23:Laboratory

今日は旅行の二日目。自由行動らしい。と言っても特に行きたいところもないのだが。まあ、そこら辺をぶらぶらしてるか。


旅館からの最寄り駅の付近を何となく歩いていると

「まさか、こんな所で会うなんてね」

俺の背後からそんな声が聞こえた。

「は?誰だ」

そう言い返し、後ろを振り向くと

「やあ」

橋本みづきがいた。

「なんでこんな所にいるんだ」

「それはこっちのセリフだよ、君こそなんでここにいるんだい?」

「こっちは、ちょっとした旅行だ。お前はなんでここにいる」

「日光の山奥に五感病専門の病院と言うか、研究所があるんだよ。あとお前って言うのやめてって言ったよね?君はホント学習能力がないね」

「ほっとけ。それで、研究所?」

「うん。研究所」

「研究所に用があって来たのか?」

「うん、そうだよ」

「入っていいもんなのか?」

「わたしは研究チームのメンバーなんだよ」

「そうなのか」

「うん、しかもわたしは副リーダーだよ」

と、謎のドヤ顔をかましてきた。

「高校生なのに副リーダーなんかをやってるのか」

「研究チームを立ち上げたのがわたしだからね」

「みづきって一体何者なんだ」

「天才少女とでも思っておいてくれたまえ」

「わ、わかった」

「そうだ、君も研究所に着いて来てくれないか?」

「は、俺が?なんで」

「まあ、ちょっとね」

「別に、いいけどさ。どうやって行くんだ?山の奥なんだろ?」

「徒歩だよ」

「はい?」

「歩いて行くって言ってるんだよ」

「どのくらいかかるんだ……?」

「二時間くらいかな」

二時間か……まあ頑張るか


研究所に着いた。疲れた。もう一歩も歩きたくない。

外観を見てみると、研究所なんだろうが、確かに病院でもある様だ。


「で、見た感じ病院でしか無いが、研究所はどこにあるんだ?」

「地下だよ」


みづきの後ろを着いていく、どうやら地下への道は階段しかないらしい。初めて来るはずなのに、どこか懐かしい感じがした。

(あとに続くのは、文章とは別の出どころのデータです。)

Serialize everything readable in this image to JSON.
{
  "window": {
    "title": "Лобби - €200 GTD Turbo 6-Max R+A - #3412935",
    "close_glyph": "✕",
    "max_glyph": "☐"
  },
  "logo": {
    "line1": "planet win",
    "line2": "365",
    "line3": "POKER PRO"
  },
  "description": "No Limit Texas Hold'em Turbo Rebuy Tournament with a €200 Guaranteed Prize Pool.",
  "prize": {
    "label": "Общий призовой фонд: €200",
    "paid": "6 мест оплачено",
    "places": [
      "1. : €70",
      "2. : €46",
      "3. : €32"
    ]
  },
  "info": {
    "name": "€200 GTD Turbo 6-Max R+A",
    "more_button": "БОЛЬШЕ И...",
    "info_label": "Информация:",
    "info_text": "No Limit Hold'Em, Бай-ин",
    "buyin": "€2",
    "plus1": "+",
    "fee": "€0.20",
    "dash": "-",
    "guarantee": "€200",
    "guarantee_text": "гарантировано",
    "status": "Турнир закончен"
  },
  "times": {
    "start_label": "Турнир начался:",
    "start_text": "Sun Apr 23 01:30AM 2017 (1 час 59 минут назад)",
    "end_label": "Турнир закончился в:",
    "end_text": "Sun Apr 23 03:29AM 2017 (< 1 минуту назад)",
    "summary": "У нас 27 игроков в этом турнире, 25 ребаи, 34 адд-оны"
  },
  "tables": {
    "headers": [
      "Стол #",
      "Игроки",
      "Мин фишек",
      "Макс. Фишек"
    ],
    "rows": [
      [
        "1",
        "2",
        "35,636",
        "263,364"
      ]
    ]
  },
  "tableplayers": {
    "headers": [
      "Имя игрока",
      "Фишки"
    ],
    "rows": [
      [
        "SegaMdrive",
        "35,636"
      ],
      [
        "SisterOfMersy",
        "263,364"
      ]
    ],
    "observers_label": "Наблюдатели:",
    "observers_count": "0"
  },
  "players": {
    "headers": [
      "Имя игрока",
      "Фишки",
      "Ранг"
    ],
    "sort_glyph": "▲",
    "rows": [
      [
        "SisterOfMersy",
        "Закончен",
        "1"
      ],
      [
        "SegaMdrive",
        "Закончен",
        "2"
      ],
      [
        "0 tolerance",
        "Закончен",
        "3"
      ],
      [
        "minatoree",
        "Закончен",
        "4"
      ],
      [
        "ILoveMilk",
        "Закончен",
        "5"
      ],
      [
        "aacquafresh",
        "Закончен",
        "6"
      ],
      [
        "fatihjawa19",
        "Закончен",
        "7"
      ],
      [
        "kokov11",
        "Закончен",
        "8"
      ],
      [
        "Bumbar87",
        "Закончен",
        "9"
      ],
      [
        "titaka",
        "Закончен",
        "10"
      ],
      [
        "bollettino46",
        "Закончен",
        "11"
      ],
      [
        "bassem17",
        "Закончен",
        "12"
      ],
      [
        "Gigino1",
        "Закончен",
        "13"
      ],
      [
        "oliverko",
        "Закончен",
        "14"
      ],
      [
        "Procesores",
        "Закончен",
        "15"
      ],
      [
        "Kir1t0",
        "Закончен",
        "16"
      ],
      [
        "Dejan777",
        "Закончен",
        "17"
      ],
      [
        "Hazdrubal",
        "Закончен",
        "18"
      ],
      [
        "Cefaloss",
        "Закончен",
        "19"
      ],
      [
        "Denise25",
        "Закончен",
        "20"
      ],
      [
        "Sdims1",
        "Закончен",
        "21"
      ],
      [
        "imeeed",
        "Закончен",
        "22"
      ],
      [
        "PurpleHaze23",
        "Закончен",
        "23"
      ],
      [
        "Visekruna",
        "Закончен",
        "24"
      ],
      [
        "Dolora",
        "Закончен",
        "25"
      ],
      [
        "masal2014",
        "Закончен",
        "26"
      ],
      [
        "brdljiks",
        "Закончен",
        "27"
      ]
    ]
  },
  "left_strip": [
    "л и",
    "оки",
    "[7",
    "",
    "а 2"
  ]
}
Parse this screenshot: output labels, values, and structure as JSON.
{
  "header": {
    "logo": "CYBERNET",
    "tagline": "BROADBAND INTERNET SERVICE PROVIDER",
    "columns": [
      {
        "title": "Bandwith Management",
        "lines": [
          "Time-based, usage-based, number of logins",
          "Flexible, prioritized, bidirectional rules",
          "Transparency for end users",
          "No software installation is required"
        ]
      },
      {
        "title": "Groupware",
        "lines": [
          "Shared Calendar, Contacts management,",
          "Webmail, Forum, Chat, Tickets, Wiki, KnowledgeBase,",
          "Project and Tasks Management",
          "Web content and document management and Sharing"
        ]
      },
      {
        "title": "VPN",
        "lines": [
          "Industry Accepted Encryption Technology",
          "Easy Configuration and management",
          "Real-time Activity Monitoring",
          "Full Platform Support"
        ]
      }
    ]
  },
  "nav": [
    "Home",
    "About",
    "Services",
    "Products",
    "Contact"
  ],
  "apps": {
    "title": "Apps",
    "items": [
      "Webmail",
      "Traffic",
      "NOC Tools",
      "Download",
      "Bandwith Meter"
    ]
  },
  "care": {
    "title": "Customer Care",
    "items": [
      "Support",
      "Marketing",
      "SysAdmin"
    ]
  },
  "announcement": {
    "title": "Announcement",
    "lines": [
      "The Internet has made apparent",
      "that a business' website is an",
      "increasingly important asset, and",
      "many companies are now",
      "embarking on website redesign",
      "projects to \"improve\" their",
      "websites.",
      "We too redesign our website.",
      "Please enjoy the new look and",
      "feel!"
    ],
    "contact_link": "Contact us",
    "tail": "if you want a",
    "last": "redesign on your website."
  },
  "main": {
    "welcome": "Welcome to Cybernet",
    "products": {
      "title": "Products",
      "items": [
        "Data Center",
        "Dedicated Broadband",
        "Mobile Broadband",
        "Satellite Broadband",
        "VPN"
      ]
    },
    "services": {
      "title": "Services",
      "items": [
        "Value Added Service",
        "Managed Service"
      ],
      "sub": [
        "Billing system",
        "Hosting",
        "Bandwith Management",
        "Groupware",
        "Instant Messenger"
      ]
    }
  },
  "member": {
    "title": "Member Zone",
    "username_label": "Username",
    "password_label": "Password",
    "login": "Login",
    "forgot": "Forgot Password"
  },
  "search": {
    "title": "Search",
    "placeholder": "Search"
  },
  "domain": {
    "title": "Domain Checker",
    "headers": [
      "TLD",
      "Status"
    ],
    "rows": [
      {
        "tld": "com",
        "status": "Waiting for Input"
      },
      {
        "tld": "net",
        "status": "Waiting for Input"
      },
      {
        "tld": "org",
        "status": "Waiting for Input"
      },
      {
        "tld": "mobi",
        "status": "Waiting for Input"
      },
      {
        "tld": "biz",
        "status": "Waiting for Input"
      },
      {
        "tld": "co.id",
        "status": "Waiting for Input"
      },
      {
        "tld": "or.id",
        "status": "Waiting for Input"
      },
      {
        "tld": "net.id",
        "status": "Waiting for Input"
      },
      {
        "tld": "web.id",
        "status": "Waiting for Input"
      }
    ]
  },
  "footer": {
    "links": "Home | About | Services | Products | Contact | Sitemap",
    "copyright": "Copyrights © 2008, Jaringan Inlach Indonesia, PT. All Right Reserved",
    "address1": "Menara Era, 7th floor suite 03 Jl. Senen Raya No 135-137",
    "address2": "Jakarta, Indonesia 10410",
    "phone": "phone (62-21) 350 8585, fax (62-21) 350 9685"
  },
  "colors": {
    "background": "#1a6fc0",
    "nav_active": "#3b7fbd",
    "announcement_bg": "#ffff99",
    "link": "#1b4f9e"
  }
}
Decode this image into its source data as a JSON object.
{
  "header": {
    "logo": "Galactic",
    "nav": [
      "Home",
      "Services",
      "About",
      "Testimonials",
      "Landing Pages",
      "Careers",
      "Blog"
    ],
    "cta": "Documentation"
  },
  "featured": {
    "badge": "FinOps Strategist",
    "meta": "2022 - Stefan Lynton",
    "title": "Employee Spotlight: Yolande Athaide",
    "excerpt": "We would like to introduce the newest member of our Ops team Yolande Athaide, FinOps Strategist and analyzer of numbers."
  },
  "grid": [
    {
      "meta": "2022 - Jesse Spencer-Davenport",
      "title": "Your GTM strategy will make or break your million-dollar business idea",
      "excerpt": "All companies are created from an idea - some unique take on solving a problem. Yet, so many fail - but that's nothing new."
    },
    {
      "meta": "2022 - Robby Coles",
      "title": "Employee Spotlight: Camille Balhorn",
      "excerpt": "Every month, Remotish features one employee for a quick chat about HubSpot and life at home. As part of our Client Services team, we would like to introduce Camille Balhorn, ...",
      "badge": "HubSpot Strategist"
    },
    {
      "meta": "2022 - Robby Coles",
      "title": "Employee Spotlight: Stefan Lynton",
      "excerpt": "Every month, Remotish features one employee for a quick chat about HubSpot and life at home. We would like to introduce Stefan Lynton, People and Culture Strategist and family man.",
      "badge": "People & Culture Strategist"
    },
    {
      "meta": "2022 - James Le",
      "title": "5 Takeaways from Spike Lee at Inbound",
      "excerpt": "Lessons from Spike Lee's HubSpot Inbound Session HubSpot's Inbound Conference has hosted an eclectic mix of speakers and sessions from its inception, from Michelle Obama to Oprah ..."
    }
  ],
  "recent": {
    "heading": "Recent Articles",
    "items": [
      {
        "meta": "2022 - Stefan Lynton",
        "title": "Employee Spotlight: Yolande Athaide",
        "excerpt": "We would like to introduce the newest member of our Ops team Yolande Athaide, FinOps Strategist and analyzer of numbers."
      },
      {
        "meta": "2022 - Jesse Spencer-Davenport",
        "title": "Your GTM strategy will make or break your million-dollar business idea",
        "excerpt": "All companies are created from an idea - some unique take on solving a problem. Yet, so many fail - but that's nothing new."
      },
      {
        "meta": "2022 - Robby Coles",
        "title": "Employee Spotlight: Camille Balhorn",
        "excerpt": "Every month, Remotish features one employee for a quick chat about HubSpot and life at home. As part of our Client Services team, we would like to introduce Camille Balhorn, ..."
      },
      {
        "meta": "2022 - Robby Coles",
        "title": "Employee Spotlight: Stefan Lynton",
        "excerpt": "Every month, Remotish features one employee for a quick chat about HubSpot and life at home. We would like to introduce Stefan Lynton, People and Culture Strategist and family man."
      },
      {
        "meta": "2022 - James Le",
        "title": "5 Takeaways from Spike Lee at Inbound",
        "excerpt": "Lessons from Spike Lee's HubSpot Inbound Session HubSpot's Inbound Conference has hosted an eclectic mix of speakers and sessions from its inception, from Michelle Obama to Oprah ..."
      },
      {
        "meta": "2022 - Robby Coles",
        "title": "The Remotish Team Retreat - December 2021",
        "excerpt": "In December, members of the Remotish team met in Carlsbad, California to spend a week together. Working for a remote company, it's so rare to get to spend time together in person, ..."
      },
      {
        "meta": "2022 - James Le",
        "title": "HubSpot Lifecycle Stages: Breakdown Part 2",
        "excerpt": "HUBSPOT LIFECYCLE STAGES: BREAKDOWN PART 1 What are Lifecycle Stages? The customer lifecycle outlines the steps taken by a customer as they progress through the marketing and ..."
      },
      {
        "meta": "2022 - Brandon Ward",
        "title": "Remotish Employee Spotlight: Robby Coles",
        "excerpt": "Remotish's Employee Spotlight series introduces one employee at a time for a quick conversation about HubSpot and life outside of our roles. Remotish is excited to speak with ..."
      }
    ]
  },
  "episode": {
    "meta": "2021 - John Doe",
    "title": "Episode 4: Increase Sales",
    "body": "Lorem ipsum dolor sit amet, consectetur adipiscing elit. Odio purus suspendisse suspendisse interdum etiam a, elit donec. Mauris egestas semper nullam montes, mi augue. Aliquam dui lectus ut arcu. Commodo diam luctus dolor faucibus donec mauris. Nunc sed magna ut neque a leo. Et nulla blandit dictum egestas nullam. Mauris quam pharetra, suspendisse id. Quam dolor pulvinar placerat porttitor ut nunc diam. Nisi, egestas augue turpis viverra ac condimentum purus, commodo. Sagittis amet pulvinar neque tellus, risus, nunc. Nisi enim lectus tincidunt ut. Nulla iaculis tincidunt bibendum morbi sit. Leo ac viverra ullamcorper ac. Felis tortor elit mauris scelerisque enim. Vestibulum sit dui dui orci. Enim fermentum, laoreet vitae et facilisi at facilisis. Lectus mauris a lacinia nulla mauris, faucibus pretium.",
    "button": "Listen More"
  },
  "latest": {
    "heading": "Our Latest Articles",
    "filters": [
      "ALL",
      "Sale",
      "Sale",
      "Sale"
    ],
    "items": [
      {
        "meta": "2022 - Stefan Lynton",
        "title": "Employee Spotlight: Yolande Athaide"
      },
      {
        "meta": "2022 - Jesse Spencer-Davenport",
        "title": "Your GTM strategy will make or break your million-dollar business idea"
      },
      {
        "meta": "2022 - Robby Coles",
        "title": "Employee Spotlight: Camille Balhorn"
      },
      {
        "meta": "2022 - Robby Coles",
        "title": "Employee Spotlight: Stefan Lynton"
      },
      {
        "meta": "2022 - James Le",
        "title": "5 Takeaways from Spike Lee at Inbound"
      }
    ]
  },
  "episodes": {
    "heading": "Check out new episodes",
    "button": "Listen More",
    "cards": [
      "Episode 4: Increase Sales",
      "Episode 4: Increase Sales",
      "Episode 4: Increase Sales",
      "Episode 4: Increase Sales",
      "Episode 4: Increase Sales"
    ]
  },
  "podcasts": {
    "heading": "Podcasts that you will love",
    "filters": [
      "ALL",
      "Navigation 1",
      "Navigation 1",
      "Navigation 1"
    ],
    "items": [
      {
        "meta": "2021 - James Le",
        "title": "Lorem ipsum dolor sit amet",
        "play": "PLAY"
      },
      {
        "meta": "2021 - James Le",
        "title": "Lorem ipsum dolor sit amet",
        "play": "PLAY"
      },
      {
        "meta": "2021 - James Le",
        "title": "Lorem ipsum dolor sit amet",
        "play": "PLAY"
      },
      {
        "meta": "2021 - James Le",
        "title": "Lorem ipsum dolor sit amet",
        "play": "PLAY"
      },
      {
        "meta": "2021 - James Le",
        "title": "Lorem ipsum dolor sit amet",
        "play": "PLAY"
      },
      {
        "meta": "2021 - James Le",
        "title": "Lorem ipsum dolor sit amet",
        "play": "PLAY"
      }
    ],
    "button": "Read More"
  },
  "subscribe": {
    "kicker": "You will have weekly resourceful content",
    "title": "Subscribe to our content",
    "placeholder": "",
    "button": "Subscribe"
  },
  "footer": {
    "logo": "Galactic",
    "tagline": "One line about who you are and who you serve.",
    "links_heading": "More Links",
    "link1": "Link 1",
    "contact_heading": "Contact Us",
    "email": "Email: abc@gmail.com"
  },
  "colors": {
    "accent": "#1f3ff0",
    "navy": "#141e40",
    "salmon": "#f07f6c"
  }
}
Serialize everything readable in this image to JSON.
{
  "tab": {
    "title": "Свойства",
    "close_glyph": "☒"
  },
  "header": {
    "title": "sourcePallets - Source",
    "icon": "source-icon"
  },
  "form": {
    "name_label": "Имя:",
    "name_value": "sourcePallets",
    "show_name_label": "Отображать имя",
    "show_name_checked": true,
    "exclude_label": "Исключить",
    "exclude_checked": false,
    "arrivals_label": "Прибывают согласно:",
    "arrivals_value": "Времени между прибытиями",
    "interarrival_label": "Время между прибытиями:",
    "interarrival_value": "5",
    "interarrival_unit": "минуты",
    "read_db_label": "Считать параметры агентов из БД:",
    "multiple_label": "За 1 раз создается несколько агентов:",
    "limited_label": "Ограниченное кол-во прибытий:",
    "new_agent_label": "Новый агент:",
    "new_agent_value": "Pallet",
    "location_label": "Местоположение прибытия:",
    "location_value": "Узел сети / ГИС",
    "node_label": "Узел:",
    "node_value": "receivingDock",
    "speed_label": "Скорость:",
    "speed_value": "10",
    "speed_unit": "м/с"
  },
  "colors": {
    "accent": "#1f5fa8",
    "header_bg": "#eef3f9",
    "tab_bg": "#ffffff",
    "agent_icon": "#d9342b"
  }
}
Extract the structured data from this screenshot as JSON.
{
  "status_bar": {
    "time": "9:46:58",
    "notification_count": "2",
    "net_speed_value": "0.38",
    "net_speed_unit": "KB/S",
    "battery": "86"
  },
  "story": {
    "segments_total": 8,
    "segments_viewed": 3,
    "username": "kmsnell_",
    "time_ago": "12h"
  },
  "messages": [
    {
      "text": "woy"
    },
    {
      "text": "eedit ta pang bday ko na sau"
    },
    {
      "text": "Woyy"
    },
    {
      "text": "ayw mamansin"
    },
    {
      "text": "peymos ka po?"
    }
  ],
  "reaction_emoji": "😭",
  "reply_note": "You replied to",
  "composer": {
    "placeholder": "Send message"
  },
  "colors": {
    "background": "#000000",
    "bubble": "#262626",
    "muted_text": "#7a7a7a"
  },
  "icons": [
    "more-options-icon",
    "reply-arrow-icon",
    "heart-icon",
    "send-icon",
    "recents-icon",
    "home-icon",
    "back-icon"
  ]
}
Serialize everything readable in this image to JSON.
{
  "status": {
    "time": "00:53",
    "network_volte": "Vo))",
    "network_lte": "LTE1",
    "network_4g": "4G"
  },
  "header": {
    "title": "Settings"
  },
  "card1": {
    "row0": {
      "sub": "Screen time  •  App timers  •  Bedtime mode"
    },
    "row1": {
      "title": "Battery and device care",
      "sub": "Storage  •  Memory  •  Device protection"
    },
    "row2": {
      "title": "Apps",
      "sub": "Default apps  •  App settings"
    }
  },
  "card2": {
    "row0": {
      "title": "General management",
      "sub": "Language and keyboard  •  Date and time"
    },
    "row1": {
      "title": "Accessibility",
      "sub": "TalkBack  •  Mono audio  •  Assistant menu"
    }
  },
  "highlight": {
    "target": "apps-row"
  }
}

研究所に着いた。研究所に行くまでの道には何個ものセキュリティが設けられていた。ただ、研究所には誰もいないようだ。


「なあ、誰もいないのか?」

「うん、ここはたまにしか使わないからね」

「ところで、ここには何があるんだ」

「公には出来ないようなものやらが沢山あるよ」

「大丈夫なのか……?」

「まあ、バレなければいいんだよ」

「で、なんで連れてきたんだ?」

「渡したい物があってね。ちょっと待ってて」

そう言って棚を漁り始めた。

「お、あったあった。はい、これ」

「これ、なんだ?薬か?」

「うん、薬」

「何の薬だ?」

「君、手術してから丁度十年だよね、確か」

「多分、そうだな」

「手術してから十年経つと能力の効果が強まって、幻覚や幻聴、目眩や耳鳴りと言った症状が確認されているんだ。これは、それを抑える薬だよ」

「確かに昨日、目眩があったな」

「朝昼晩の三回服用してね、ちゃんと飲まなかったら最悪死ぬからね」

「わ、わかった」


そんなこんなで、二日目は研究所に行って終わった。